A Collection of Thoughts


GOP ’08 – How many Anti-Bush’s will there be?
December 9, 2005, 1:34 am
Filed under: General

As Republicans scurry to avoid having to take responsibility for what appears to be a tenuous political map in 2006, there’s a far larger problem looming after the 2006 elections.The quasi-parliamentary system that the Republican majority has built is entirely dependent on delivering votes for Bush, who in turn blesses his popularity and cash onto down ticket Republicans. The system works wonderfully in 2002 and partly in 2004 in consolidating the Republican position. Mark Schmidt describes the system beautifully at his site, but like the English parliamentary system the performance of the prime minister can completely scuttle the image of the party.

Inside the 36 positive/ 60 negative view that the country has of Bush, Bush is plummeting with “traditional Republicans? in state after state, especially in places where Republican hopefuls have to campaign for the nomination in 2008.

There are two composites of these voters that most reporters have not begun to fully grasp just yet.

First, despite the best wishes of Republican activists, these voters are not more conservative than Bush. If you look at polling from some of the hot button issues from the last year, it’s been voters who safely vote Republican but can’t be considered part of the religious right, the anti-tax right, or the “kill the poor right.?
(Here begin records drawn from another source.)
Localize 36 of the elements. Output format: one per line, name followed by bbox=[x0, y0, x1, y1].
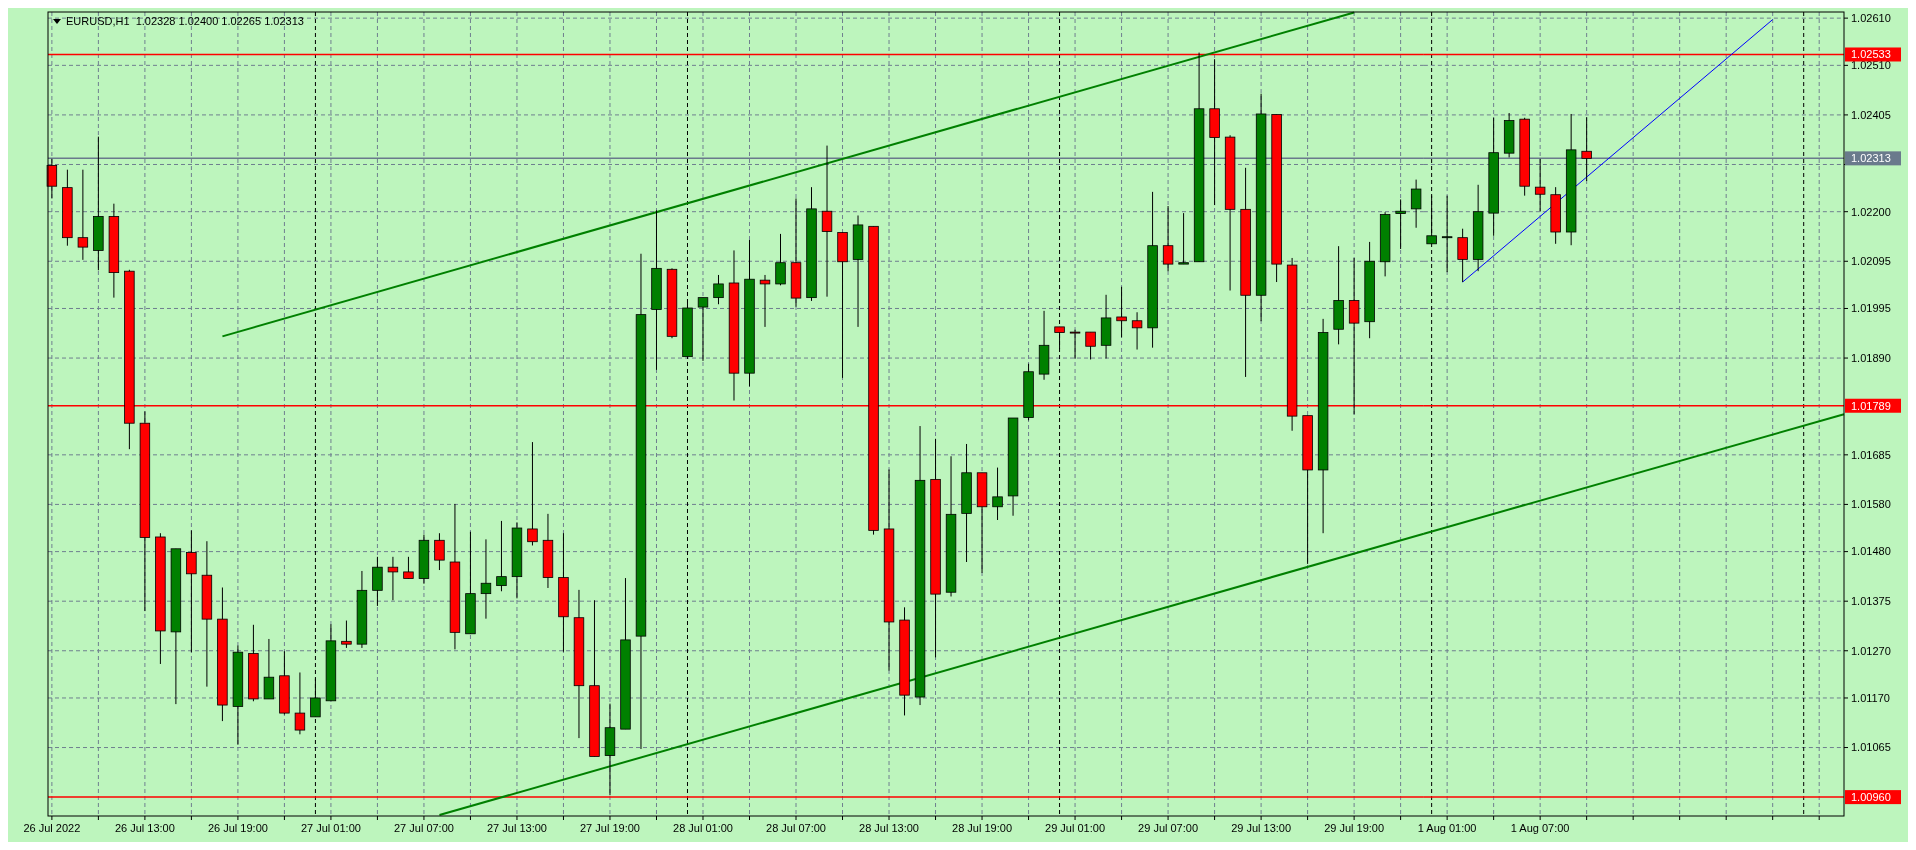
ref-line-label: 1.02533 bbox=[1851, 48, 1891, 61]
y-tick-label: 1.01270 bbox=[1851, 644, 1891, 657]
x-tick-label: 29 Jul 07:00 bbox=[1138, 822, 1199, 834]
x-tick-label: 27 Jul 07:00 bbox=[393, 822, 454, 834]
x-tick-label: 26 Jul 13:00 bbox=[114, 822, 175, 834]
y-tick-label: 1.02200 bbox=[1851, 205, 1891, 218]
y-tick-label: 1.02510 bbox=[1851, 59, 1891, 72]
x-tick-label: 28 Jul 13:00 bbox=[859, 822, 919, 834]
x-tick-label: 1 Aug 01:00 bbox=[1417, 822, 1477, 834]
x-tick-label: 29 Jul 01:00 bbox=[1045, 822, 1106, 834]
chart-title: EURUSD,H1 1.02328 1.02400 1.02265 1.02313 bbox=[66, 15, 304, 27]
x-tick-label: 28 Jul 19:00 bbox=[952, 822, 1013, 834]
y-tick-label: 1.01580 bbox=[1851, 498, 1891, 511]
y-tick-label: 1.01480 bbox=[1851, 545, 1891, 558]
ref-line-label: 1.00960 bbox=[1851, 790, 1891, 803]
y-tick-label: 1.02405 bbox=[1851, 108, 1891, 121]
y-tick-label: 1.01375 bbox=[1851, 595, 1891, 608]
y-tick-label: 1.01065 bbox=[1851, 741, 1891, 754]
y-tick-label: 1.02095 bbox=[1851, 255, 1891, 268]
x-tick-label: 29 Jul 19:00 bbox=[1324, 822, 1385, 834]
x-tick-label: 29 Jul 13:00 bbox=[1231, 822, 1292, 834]
x-tick-label: 26 Jul 2022 bbox=[23, 822, 81, 834]
y-tick-label: 1.01685 bbox=[1851, 448, 1891, 461]
ref-line-label: 1.01789 bbox=[1851, 399, 1891, 412]
y-tick-label: 1.01170 bbox=[1851, 691, 1890, 704]
x-tick-label: 27 Jul 19:00 bbox=[580, 822, 640, 834]
x-tick-label: 26 Jul 19:00 bbox=[207, 822, 268, 834]
y-tick-label: 1.01890 bbox=[1851, 351, 1891, 364]
y-tick-label: 1.01995 bbox=[1851, 302, 1891, 315]
y-tick-label: 1.02610 bbox=[1851, 11, 1891, 24]
x-tick-label: 27 Jul 13:00 bbox=[486, 822, 547, 834]
x-tick-label: 1 Aug 07:00 bbox=[1510, 822, 1570, 834]
x-tick-label: 27 Jul 01:00 bbox=[300, 822, 361, 834]
x-tick-label: 28 Jul 01:00 bbox=[673, 822, 733, 834]
ref-line-label: 1.02313 bbox=[1851, 152, 1891, 165]
x-tick-label: 28 Jul 07:00 bbox=[766, 822, 826, 834]
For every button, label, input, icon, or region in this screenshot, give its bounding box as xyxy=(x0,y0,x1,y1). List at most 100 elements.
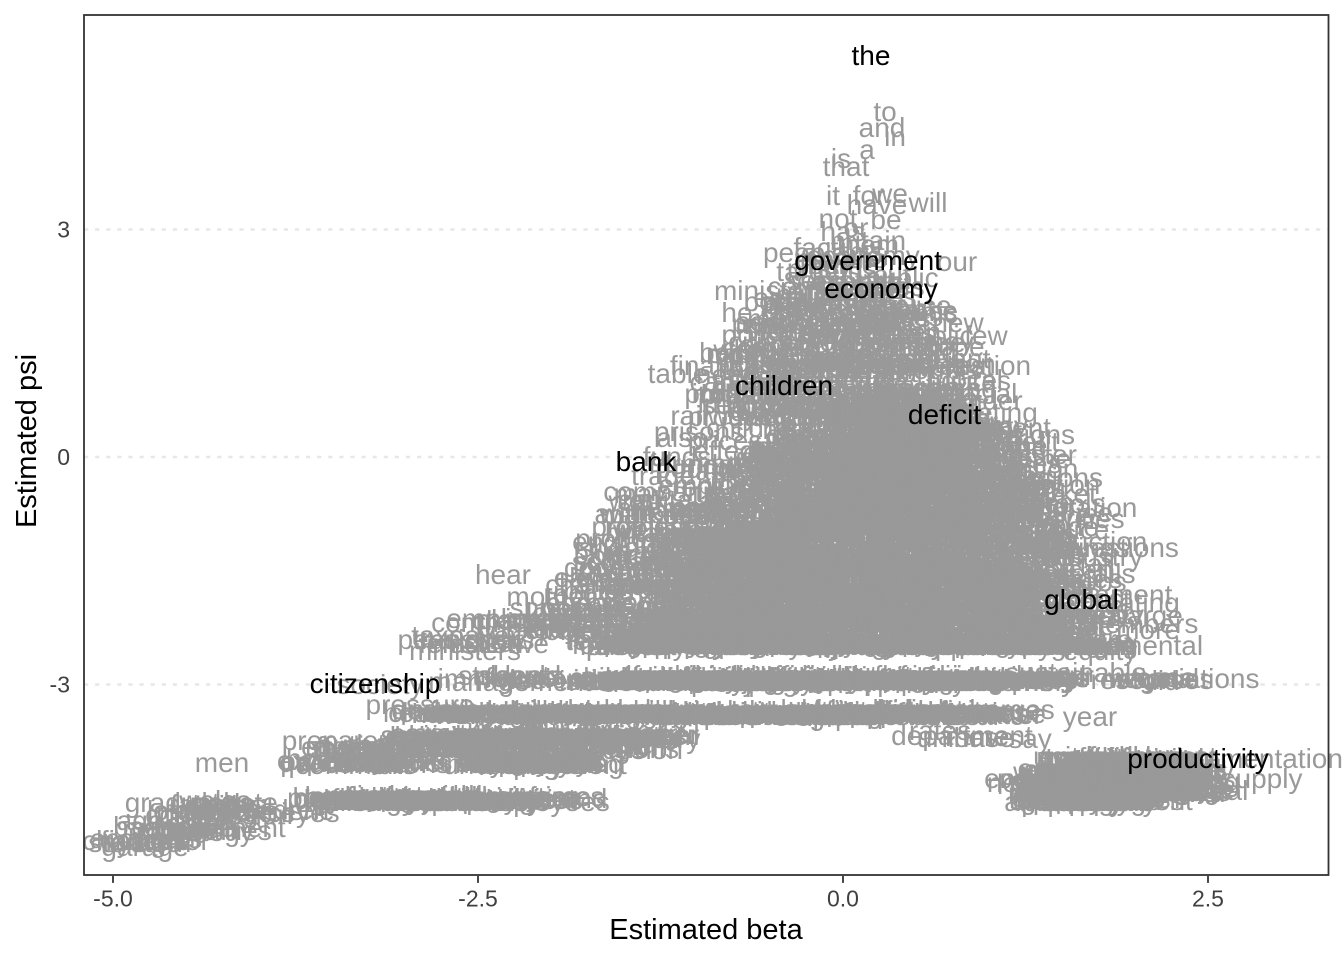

In my opinion, the thrust of the Bush campaign that was so successful in 2004 was the ability to reassure the far right without turning off moderate voters who if they were presented the same message would have quickly turned against the Bush/Cheney ticket. After a series of losses where Republicans reached for what they promised, the moderate Republicans soured and pushed back.

So on Privatizing Social security; solid majorities, including a large number of Republicans, didn’t want privatization. Despite Bush’s 2004 margin of 51%, Social security privatization plummeted to the mid 20s. On Terry Schiavo, most independents and even Republicans felt that the Republicans were overreaching for the religious right.

Even on Alito where the White House has tried to temper the message on Alito, (read, he’s not conservative, he won’t vote to overturn Roe, he really didn’t mean he didn’t believe in one person one vote), solid majorities of Americans would reject Alito if they felt he would overturn Roe.

On issue after issue where Bush was able to stand behind Frank Luntz styled phrases during the ’04 election his proposals are widely rejected when meat is added to the bones. (Consequently, the message here may be that if your idea of persuasion is to change the language your converts and polling advantage may be superficial.)

The problem for the Republican ticket isn’t just in ’06 states with targeted Republican members of Congress and the Senate. The problem is that anyone thinking about running for president in 2008 has to sit down with their general consultant and pollster and find that voters in Republican primaries want someone who isn’t like Bush.

Poll after poll through the year has shown Republicans, mostly moderate Republicans, have started to lose faith in the man that the blog of the year once referred to as “A man of extraordinary vision and brilliance approaching to genius?.

A recent poll of Iowa voters (PDF) found that Republicans found only 10% thought that Bush is doing an excellent job, with 35% giving him a fair or poor rating.

In New Hampshire where Independents will outnumber Republicans in the primary, only 26% of Republicans and 68% of independents disapproved of the job Bush was doing as president. In South Carolina, the third state in the nominating schedule for Republicans a full 24% of Republican thought Bush was doing a bad job.

To think that I went through four years without ever seeing these numbers go above 10%.

The bad numbers continue into the Super Tuesday states, but the narrative Republican candidates are going to live and die by will have been secured by the South Carolina primary.

So the question over the next two years is how much disarray does this create for Republicans running in 2008? If you’re a general consultant or a pollster for a Republican presidential candidate how far do you run away from Bush, and most important it looks like the question won’t be whether there’s going to be an anti-Bush in the Republican primary in ’08, it’s a question of how many Republicans want to play the part.